Her Vater-Lippold fragt, was carpesol als Gegenleistung für die Hilfestellung in die Waagschale werfen kann? Private Kreditnehmer werden bei einer Bank auch nach Sicherheiten gefragt. Frau Klotzbach mahnt an, dass in dieser schwierigen Situation carpesol Unterstützung erfahren müsse.

 

Herr Diekamp legt dar, dass es zur Hilfestellung keine Alternative gibt. Das Personal muss gehalten werden. Wenn es erst einmal weg ist, dann ist es auch erstmal weg und eine mögliche Wiedereröffnung gestaltet sich dann schwierig. Sicherheiten wird carpesol nicht stellen können. Herr Diekamp erkundigt sich, warum der Vertrag zwischen der Klinik im Kurpark und carpesol über die Nutzung der Therme durch die Klinikpatienten gekündigt worden ist. Herr Rehkämper weist auf die Kündigung durch die Klinik hin. Nach dem neuen Vertrag wird die Nutzung nicht mehr über eine Pauschale, sondern durch Spitzabrechnung abgerechnet. Dies ist eine operative Entscheidung zweier privater Geschäftspartner.

 

Herr Kuchenbecker gibt zu bedenken, dass die Alternative nur in einer Insolvenz bestehen könnte, was aber keine Option ist. Auch Sicherheiten wird die Gemeinde weder von der Gesellschaft noch privat von den Gesellschaftern bekommen. Strukturell war carpesol vor der Corona-Krise auf einem guten Weg. Um diesen Weg fortzusetzen, ist der Erlass bzw. dieser Beschluss notwendig, damit carpesol die Unterstützung bekommt. Ohne Corona und ohne den Brandschaden säßen wir heute nicht hier beisammen.
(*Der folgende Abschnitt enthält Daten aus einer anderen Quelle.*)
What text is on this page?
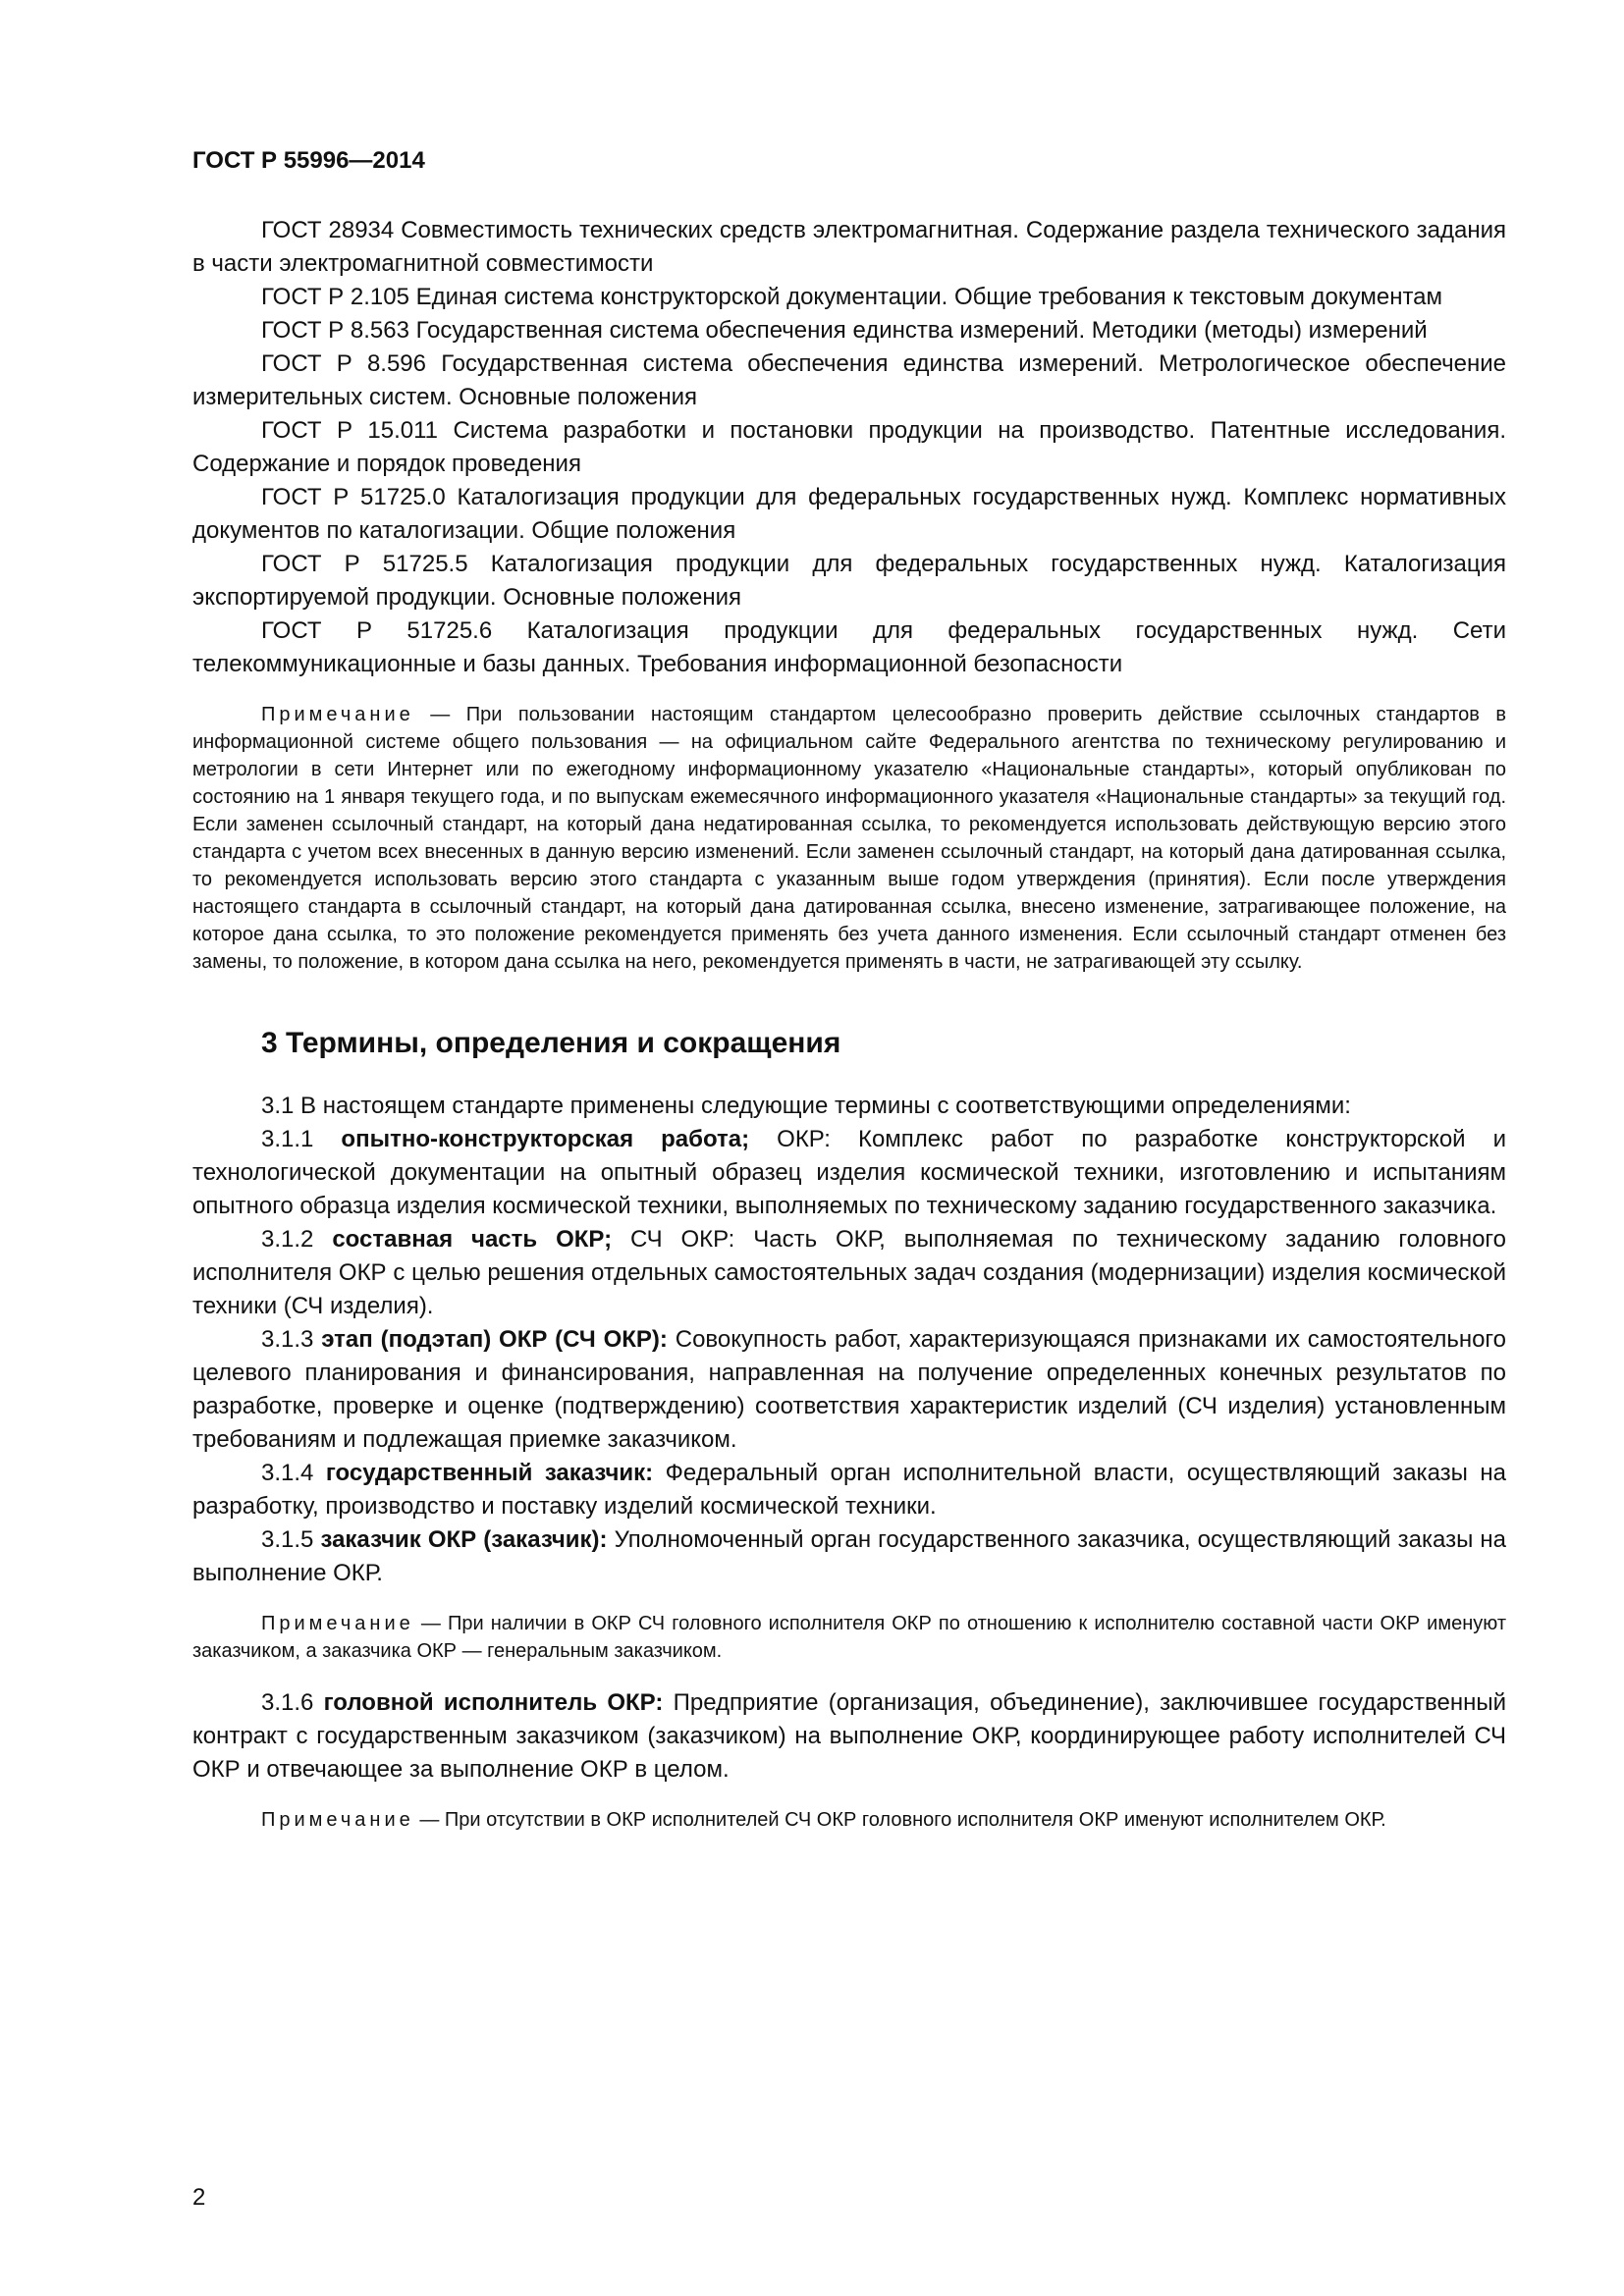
ГОСТ Р 55996—2014

ГОСТ 28934 Совместимость технических средств электромагнитная. Содержание раздела технического задания в части электромагнитной совместимости

ГОСТ Р 2.105 Единая система конструкторской документации. Общие требования к текстовым документам

ГОСТ Р 8.563 Государственная система обеспечения единства измерений. Методики (методы) измерений

ГОСТ Р 8.596 Государственная система обеспечения единства измерений. Метрологическое обеспечение измерительных систем. Основные положения

ГОСТ Р 15.011 Система разработки и постановки продукции на производство. Патентные исследования. Содержание и порядок проведения

ГОСТ Р 51725.0 Каталогизация продукции для федеральных государственных нужд. Комплекс нормативных документов по каталогизации. Общие положения

ГОСТ Р 51725.5 Каталогизация продукции для федеральных государственных нужд. Каталогизация экспортируемой продукции. Основные положения

ГОСТ Р 51725.6 Каталогизация продукции для федеральных государственных нужд. Сети телекоммуникационные и базы данных. Требования информационной безопасности

Примечание — При пользовании настоящим стандартом целесообразно проверить действие ссылочных стандартов в информационной системе общего пользования — на официальном сайте Федерального агентства по техническому регулированию и метрологии в сети Интернет или по ежегодному информационному указателю «Национальные стандарты», который опубликован по состоянию на 1 января текущего года, и по выпускам ежемесячного информационного указателя «Национальные стандарты» за текущий год. Если заменен ссылочный стандарт, на который дана недатированная ссылка, то рекомендуется использовать действующую версию этого стандарта с учетом всех внесенных в данную версию изменений. Если заменен ссылочный стандарт, на который дана датированная ссылка, то рекомендуется использовать версию этого стандарта с указанным выше годом утверждения (принятия). Если после утверждения настоящего стандарта в ссылочный стандарт, на который дана датированная ссылка, внесено изменение, затрагивающее положение, на которое дана ссылка, то это положение рекомендуется применять без учета данного изменения. Если ссылочный стандарт отменен без замены, то положение, в котором дана ссылка на него, рекомендуется применять в части, не затрагивающей эту ссылку.

3 Термины, определения и сокращения

3.1 В настоящем стандарте применены следующие термины с соответствующими определениями:

3.1.1 опытно-конструкторская работа; ОКР: Комплекс работ по разработке конструкторской и технологической документации на опытный образец изделия космической техники, изготовлению и испытаниям опытного образца изделия космической техники, выполняемых по техническому заданию государственного заказчика.

3.1.2 составная часть ОКР; СЧ ОКР: Часть ОКР, выполняемая по техническому заданию головного исполнителя ОКР с целью решения отдельных самостоятельных задач создания (модернизации) изделия космической техники (СЧ изделия).

3.1.3 этап (подэтап) ОКР (СЧ ОКР): Совокупность работ, характеризующаяся признаками их самостоятельного целевого планирования и финансирования, направленная на получение определенных конечных результатов по разработке, проверке и оценке (подтверждению) соответствия характеристик изделий (СЧ изделия) установленным требованиям и подлежащая приемке заказчиком.

3.1.4 государственный заказчик: Федеральный орган исполнительной власти, осуществляющий заказы на разработку, производство и поставку изделий космической техники.

3.1.5 заказчик ОКР (заказчик): Уполномоченный орган государственного заказчика, осуществляющий заказы на выполнение ОКР.

Примечание — При наличии в ОКР СЧ головного исполнителя ОКР по отношению к исполнителю составной части ОКР именуют заказчиком, а заказчика ОКР — генеральным заказчиком.

3.1.6 головной исполнитель ОКР: Предприятие (организация, объединение), заключившее государственный контракт с государственным заказчиком (заказчиком) на выполнение ОКР, координирующее работу исполнителей СЧ ОКР и отвечающее за выполнение ОКР в целом.

Примечание — При отсутствии в ОКР исполнителей СЧ ОКР головного исполнителя ОКР именуют исполнителем ОКР.

2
Eine Rückführung kann erst später angegangen werden, schließlich werden auch die Corona-Hilfen übergeordneter bzw. anderer Stellen erst in der Zukunft zurückgeführt. Das Wohl der Gemeinde ist die Grundlage dieses Beschlusses. Alternativen sind nicht vorhanden.

 

Herr Schulte weist daraufhin, dass carpesol auch in diesen schlechten Zeiten Unterstützung braucht.

 

Für Herrn Diekamp ist eine Insolvenz gerade in Corona-Zeiten keine Alternative. Welches fatale Signal würde nach außen gesendet, wenn die Gemeinde carpesol pleitegehen ließe.

 

Frau Temme erinnert, dass carpesol Fördermittel für die laufenden Aufwendungen bekommen hat und sehr wahrscheinlich auch noch bekommen wird. Der Ausschuss verständigt sich daraufhin, die Verwaltung zu beauftragen, weiterhin mit carpesol sowohl hinsichtlich möglicher Vereinnahmung von Fördermitteln als auch bezüglich einer Rückzahlungsvariante der gestundeten Pachtzahlungen im Gespräch zu bleiben.

 

Frau Klotzbach läßt über die einzelnen Punkte des Beschlussvorschlages gesondert abstimmen.